Indeed, says a National reader in a letter to the editor, “if Nicola Sturgeon returned to full-campaign mode for Scottish independence today, the fiercely critical outcry would engulf her to such an extent that her career would be over and Scottish independence would be set back decades”.

The strongest argument against independence may be financial, however. “The idea that Scotland would be richer alone, which the SNP pushed in the 2014 referendum, was undermined by the subsequent collapse in the oil price,” says The Economist.

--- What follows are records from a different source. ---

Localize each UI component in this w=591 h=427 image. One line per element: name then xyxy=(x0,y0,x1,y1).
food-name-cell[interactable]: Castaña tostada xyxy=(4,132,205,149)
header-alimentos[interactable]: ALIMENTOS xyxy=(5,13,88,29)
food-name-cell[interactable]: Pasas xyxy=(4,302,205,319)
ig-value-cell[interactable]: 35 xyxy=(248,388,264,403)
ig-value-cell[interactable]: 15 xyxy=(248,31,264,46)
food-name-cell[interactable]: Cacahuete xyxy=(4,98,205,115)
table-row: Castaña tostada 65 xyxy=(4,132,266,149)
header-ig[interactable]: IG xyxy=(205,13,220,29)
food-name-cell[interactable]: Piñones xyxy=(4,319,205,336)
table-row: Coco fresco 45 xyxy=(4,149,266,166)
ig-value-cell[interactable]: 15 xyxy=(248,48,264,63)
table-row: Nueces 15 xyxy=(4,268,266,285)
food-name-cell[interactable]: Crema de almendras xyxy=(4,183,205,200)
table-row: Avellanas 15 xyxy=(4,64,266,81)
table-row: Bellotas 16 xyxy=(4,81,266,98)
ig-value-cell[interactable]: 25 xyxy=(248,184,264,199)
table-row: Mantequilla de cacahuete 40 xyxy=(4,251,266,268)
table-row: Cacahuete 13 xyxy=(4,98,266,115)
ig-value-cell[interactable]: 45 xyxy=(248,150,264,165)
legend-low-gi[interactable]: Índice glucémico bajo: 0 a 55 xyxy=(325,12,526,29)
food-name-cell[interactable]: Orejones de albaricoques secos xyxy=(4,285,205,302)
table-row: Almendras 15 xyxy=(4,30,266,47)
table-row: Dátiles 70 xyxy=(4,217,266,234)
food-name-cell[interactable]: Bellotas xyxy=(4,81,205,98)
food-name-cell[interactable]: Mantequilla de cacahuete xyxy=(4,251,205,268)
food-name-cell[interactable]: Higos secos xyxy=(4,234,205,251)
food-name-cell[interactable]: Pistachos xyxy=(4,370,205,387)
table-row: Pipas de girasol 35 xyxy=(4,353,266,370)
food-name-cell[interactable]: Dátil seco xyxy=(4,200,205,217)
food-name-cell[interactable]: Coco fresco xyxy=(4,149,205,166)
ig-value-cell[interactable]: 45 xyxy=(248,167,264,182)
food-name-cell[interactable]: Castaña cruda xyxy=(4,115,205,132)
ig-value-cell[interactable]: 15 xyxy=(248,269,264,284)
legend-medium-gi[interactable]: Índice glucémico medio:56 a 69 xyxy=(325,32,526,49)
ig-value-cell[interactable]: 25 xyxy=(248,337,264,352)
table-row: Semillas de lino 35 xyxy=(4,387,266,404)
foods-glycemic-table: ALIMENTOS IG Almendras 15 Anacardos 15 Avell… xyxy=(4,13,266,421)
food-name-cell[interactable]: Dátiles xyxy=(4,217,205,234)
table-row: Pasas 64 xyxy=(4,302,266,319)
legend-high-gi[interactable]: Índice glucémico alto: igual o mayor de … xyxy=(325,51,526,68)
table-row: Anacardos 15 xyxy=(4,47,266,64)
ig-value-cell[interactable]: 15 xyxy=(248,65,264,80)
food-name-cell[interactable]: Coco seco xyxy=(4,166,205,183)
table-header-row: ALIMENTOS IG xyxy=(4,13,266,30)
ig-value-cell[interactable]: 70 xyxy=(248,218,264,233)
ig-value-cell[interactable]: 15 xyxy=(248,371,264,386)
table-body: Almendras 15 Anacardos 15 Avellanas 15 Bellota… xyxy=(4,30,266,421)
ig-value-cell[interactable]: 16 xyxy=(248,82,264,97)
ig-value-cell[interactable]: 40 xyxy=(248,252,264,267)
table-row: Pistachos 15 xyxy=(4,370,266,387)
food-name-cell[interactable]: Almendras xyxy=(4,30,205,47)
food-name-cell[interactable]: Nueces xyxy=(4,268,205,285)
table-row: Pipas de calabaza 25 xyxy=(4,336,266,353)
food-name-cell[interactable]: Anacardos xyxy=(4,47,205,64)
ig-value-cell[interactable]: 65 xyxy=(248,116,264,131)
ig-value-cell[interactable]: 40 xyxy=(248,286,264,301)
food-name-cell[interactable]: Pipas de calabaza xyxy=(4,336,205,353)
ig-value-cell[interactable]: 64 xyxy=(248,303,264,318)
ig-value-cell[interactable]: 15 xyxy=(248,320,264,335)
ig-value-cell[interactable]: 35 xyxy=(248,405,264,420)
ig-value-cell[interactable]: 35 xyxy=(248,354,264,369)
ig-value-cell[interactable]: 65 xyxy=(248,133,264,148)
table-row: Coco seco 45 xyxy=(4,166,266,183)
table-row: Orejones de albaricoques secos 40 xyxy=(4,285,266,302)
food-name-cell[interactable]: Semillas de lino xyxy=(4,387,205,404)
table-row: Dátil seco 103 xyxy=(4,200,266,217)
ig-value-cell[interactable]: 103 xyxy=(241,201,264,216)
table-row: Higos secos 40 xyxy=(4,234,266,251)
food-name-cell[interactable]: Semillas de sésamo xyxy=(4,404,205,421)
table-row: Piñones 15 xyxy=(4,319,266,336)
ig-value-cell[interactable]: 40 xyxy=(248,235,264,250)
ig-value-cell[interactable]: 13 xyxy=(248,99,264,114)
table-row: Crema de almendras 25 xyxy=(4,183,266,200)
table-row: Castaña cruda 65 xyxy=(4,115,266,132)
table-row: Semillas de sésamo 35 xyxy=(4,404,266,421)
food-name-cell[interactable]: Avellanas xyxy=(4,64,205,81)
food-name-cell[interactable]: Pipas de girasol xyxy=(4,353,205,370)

Scottish voters were told “that the ‘likely average’ price of oil was $110 a barrel”, recalls The Scotsman. “In fact, it has not touched that level on a single day in six years.” For the past few weeks, it has rarely been above $30.

Many believe that with the cost of the coronavirus bailout growing and recession looming, now might not be the time to go it alone. “I don’t fancy making the case for taking on the costs of independence while the country’s struggling,” an unnamed SNP MP told The Economist.